How small teams can use JuiceFS

When I was still in ENJOY in the early years, I was already using JuiceFS, and it accompanied the four small companies I worked for. This thing has become an indispensable infrastructure for me. For the small teams I have served, it is a real helper. Taking advantage of the recent essay call, I will continue to expand my small team series and introduce how our team has been using JuiceFS over the years.

However, the uses mentioned here are probably not "magic uses". JuiceFS is a big community, and these uses may have been played by a long time, but it doesn't matter, this article is actually an expansion of internal project documents, mainly to record some maintenance processes. Feel the experience.

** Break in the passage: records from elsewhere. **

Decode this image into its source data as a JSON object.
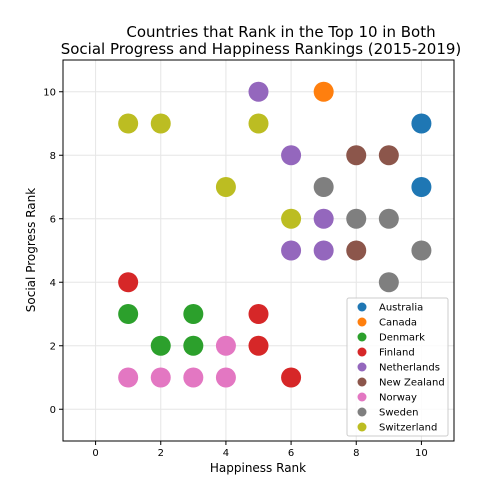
{
  "chart_data": {
    "type": "scatter",
    "title": [
      "Countries that Rank in the Top 10 in Both",
      "Social Progress and Happiness Rankings (2015-2019)"
    ],
    "xlabel": "Happiness Rank",
    "ylabel": "Social Progress Rank",
    "xlim": [
      -1,
      11
    ],
    "ylim": [
      -1,
      11
    ],
    "xticks": [
      0,
      2,
      4,
      6,
      8,
      10
    ],
    "yticks": [
      0,
      2,
      4,
      6,
      8,
      10
    ],
    "grid": true,
    "legend_position": "lower-right",
    "series": [
      {
        "name": "Australia",
        "color": "#1f77b4",
        "points": [
          [
            10,
            9
          ],
          [
            10,
            7
          ]
        ]
      },
      {
        "name": "Canada",
        "color": "#ff7f0e",
        "points": [
          [
            7,
            10
          ]
        ]
      },
      {
        "name": "Denmark",
        "color": "#2ca02c",
        "points": [
          [
            1,
            3
          ],
          [
            2,
            2
          ],
          [
            3,
            3
          ],
          [
            3,
            2
          ]
        ]
      },
      {
        "name": "Finland",
        "color": "#d62728",
        "points": [
          [
            1,
            4
          ],
          [
            5,
            3
          ],
          [
            5,
            2
          ],
          [
            6,
            1
          ]
        ]
      },
      {
        "name": "Netherlands",
        "color": "#9467bd",
        "points": [
          [
            5,
            10
          ],
          [
            6,
            8
          ],
          [
            7,
            6
          ],
          [
            6,
            5
          ],
          [
            7,
            5
          ]
        ]
      },
      {
        "name": "New Zealand",
        "color": "#8c564b",
        "points": [
          [
            8,
            8
          ],
          [
            9,
            8
          ],
          [
            8,
            5
          ]
        ]
      },
      {
        "name": "Norway",
        "color": "#e377c2",
        "points": [
          [
            1,
            1
          ],
          [
            2,
            1
          ],
          [
            3,
            1
          ],
          [
            4,
            1
          ],
          [
            4,
            2
          ]
        ]
      },
      {
        "name": "Sweden",
        "color": "#7f7f7f",
        "points": [
          [
            7,
            7
          ],
          [
            8,
            6
          ],
          [
            9,
            6
          ],
          [
            10,
            5
          ],
          [
            9,
            4
          ]
        ]
      },
      {
        "name": "Switzerland",
        "color": "#bcbd22",
        "points": [
          [
            1,
            9
          ],
          [
            2,
            9
          ],
          [
            5,
            9
          ],
          [
            4,
            7
          ],
          [
            6,
            6
          ]
        ]
      }
    ]
  }
}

Magical Use: Container Shared Storage

Although we already have CSI support , we have always mounted Juicefs to all Kubernetes nodes /jfs, so that all container applications can easily mount the host directory in a hostPathway , and then have shared storage. This Some points to note about the law:

  • jfs.mountIt must be started before the container service, after all, the two have established a dependency. Taking docker as an example, you can write:
# /etc/systemd/system/docker.service.d/12-after-jfs.conf
[Unit]
After=jfs.mount
  • The directory to be mounted must be created manually first, and the permissions are set (to match the uid of the container process). This is actually inconvenient. If your team can't stand the toss, just use CSI directly.
  • There is some inconvenience in cluster expansion. After all, this method requires all nodes to be mounted with JuiceFS. In case the Kubernetes cluster is not redundant enough, new nodes need to be added, and JuiceFS needs to be added one more step before joining the cluster. In extreme cases Next, such a design is quite time-consuming, and there is another reason to use CSI directly.

After talking about so many issues, it seems that CSI should be preferred instead hostPathof , but the advantage hostPathis that the management is simpler and the reasoning is more straightforward, because according to our usage conventions, similar names will be /jfs/[appname]-[cluster]used , which is more clear at a glance. For those who are not familiar with Kubernetes For colleagues in PV's set, it is more convenient to do things.

Magical use: network disk

With a place to store files as you like, the natural idea is how to share files easily. Everyone knows that JuiceFS can be mounted on various platforms (even Windows is also very easy to use), but this is not what I want Introduced, because it is very difficult for users to mount JuiceFS locally (not to mention there are security issues). What I mean is that you can simply build a web service, mount JuiceFS, and then expose the file to the download portal.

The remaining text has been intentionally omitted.